В комнате повисла безжизненная тишина, а потом трескуче зашипело, медленно нарастая в громкий сухой смех. Звук раздавался отовсюду и ниоткуда одновременно. Туман вновь заклубился вокруг диадемы, принимая два слишком хорошо знакомых образа. Два Пожирателя смерти в длинных мантиях и масках. У одного резной рисунок зелёной патиной на серебре и зашитый крест-накрест рот. У второго зубастая улыбка от края до края маски. Призрачные туманные руки потянулись к капюшонам мантий. Один Пожиратель смерти имел прямые белые волосы, второй был темноволос и кудряв. Высокие, с ровными спинами и гордо вскинутыми подбородками. Гермиона с трудом сглотнула. Уже по положениям тел она могла узнать эти два силуэта. Казалось, что от её сердца в один момент отхлынула вся кровь. Оно иссохло и осыпалось чёрным пеплом.
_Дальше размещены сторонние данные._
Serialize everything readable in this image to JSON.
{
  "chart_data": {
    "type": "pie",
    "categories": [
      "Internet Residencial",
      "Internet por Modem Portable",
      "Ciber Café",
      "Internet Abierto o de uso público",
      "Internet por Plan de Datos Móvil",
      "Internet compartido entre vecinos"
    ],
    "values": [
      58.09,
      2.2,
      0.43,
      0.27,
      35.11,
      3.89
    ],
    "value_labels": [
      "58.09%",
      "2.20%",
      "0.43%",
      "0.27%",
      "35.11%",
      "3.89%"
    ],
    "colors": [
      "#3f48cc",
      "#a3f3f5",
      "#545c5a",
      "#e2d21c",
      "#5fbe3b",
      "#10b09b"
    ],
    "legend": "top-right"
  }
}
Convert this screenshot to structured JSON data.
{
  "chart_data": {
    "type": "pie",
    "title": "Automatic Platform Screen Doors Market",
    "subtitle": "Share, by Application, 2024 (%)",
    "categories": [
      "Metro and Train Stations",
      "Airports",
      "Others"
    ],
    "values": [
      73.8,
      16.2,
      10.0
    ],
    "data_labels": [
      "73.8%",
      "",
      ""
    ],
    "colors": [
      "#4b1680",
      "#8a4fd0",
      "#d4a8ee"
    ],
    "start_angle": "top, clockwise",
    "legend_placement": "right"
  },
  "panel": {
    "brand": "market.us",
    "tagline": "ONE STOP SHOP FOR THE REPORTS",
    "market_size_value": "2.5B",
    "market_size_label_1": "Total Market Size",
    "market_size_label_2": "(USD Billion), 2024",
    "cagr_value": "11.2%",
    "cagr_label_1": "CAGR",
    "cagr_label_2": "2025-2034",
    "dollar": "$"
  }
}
— Хочешь увидеть дальше? — тихий голос диадемы сочился ядовитым удовлетворением.
— Да.
Крестраж мог врать. Он точно врал. Считал образы в воспоминаниях и просто играл на её страхах. Туманные Пожиратели смерти сняли маски, окончательно приняв облик Теодора и Драко. Гермиона смотрела и не моргала. В её голове, словно барабан револьвера, прокручивался целый каскад мыслей. Как в русской рулетке.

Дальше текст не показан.